I’m no fan of the credit hour because it’s a proxy measure that locks us into a cost spiral, and doesn’t work well with online or other forms of non-classroom-based instruction.  (In the context of an online class, what does “seat time” even mean?) It’s both indirect and inflexible.

In a more perfect world, we could either return the credit hour to its original, much more modest purpose, or junk it entirely.  Instead we would use intelligent measures of student learning. That would get us much closer to what we’re actually trying to do, and would allow for the possibility of improved productivity.  

But DeVos hasn’t shown any interest in replacing it.  Instead, she may be angling simply to eliminate it.

Which puts me in the unanticipated and uncomfortable position of defending the bad against the awful.
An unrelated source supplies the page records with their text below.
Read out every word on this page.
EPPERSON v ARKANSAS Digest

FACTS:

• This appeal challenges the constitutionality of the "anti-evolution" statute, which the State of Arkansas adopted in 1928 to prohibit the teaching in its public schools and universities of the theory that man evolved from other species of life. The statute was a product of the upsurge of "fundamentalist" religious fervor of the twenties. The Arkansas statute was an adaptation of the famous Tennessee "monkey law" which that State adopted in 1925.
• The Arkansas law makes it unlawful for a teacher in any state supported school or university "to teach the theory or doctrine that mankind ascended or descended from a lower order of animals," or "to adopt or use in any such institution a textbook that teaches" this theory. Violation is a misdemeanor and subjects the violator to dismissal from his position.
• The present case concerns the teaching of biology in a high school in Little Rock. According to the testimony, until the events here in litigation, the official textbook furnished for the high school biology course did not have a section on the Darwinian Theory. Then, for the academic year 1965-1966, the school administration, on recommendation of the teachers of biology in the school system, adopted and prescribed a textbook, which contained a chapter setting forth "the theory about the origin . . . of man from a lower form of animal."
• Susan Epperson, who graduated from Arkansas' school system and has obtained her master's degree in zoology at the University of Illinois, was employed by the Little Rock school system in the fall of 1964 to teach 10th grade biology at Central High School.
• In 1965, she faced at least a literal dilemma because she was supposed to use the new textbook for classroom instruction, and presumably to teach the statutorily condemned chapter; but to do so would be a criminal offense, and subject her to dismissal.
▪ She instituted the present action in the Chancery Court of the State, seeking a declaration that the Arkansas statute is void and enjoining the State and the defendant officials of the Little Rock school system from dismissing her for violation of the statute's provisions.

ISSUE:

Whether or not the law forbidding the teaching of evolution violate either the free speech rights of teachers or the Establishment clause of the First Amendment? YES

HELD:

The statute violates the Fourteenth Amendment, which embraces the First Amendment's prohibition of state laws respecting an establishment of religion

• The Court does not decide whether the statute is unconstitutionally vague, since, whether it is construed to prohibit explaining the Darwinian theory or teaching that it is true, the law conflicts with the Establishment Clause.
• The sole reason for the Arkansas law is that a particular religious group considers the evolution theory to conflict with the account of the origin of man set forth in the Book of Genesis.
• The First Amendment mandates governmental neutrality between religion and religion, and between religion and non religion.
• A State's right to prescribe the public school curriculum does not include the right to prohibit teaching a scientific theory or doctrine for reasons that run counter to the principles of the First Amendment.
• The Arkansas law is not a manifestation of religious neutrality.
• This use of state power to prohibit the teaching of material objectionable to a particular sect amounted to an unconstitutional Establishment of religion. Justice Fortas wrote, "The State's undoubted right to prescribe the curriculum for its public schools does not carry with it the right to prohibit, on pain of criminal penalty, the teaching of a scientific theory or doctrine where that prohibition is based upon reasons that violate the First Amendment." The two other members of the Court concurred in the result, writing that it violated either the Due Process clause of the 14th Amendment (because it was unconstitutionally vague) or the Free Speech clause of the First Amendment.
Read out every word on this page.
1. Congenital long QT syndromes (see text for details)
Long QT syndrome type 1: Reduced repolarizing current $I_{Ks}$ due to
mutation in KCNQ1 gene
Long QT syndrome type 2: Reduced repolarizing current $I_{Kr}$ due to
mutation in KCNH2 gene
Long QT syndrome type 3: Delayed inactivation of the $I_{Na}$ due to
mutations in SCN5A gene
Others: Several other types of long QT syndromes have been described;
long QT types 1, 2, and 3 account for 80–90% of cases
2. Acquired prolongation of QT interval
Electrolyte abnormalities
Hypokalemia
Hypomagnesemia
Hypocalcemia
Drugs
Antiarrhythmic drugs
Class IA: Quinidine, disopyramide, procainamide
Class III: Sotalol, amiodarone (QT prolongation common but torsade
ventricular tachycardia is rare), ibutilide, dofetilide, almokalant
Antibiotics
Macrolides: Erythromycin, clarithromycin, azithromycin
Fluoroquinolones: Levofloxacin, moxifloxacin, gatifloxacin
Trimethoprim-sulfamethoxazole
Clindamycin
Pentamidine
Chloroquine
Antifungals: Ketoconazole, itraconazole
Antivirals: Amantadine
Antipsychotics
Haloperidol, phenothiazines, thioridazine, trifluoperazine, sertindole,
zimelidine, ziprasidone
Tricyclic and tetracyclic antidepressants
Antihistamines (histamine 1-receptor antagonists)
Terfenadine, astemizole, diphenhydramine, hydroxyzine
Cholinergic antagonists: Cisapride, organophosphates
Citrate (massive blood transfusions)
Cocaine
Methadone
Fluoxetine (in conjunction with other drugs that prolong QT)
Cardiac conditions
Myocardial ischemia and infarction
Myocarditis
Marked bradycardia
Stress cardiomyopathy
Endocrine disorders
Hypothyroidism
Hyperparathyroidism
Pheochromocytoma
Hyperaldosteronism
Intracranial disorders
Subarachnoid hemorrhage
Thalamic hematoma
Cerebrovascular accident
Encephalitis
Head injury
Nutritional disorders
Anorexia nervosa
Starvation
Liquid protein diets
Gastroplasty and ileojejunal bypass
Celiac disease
The credit hour is an inflexible proxy, but it’s _something_.  It forces a basic level of honesty on colleges that might be tempted to cook the books.  A college unbound by any external measure of student achievement could reduce its labor costs simply by giving classes more credits than they should have.  Paying faculty for three credits while charging students for six credits for the same class would do wonders for a college’s balance sheet; the real damage would show up only over time.  In the meantime, colleges that take undue liberties would be rewarded, and those that do what they should would be placed at a competitive disadvantage.

I can imagine an objection to the effect that the real issue is student salaries upon graduation, rather than how they got there, so who cares if a college defines classes differently?  But diluting the quality of education isn’t likely to improve those salaries. The danger would be a delayed feedback mechanism, during which great damage is being done but almost nobody notices.  Employers wouldn’t notice that the signal had been corrupted for a while, during which time it would look like everybody won. By the time the damage is obvious, it’s too late; an entire generation of students will have been shortchanged.  

If that looks like the sort of move that a short-term investor might favor, well, it is.  For those of us who care about education, the key words there are “short term.”

Without an external referent, even an imperfect one, anything that calls itself a college could peddle whatever it wanted and call it a degree.  The market would flood with “degrees,” devaluing real ones, leaving the holders of diluted ones with a watered-down asset, and leaving employers even more frustrated and confused than they are now.  No, thanks.

So for all of my objections to the credit hour, I’ll defend it against oblivion.  Come up with a better alternative, such as the competency-based education folks are doing, and I’ll happily embrace it.  But casting aside all standards is not an answer. I’ll take the bad over the awful, thanks.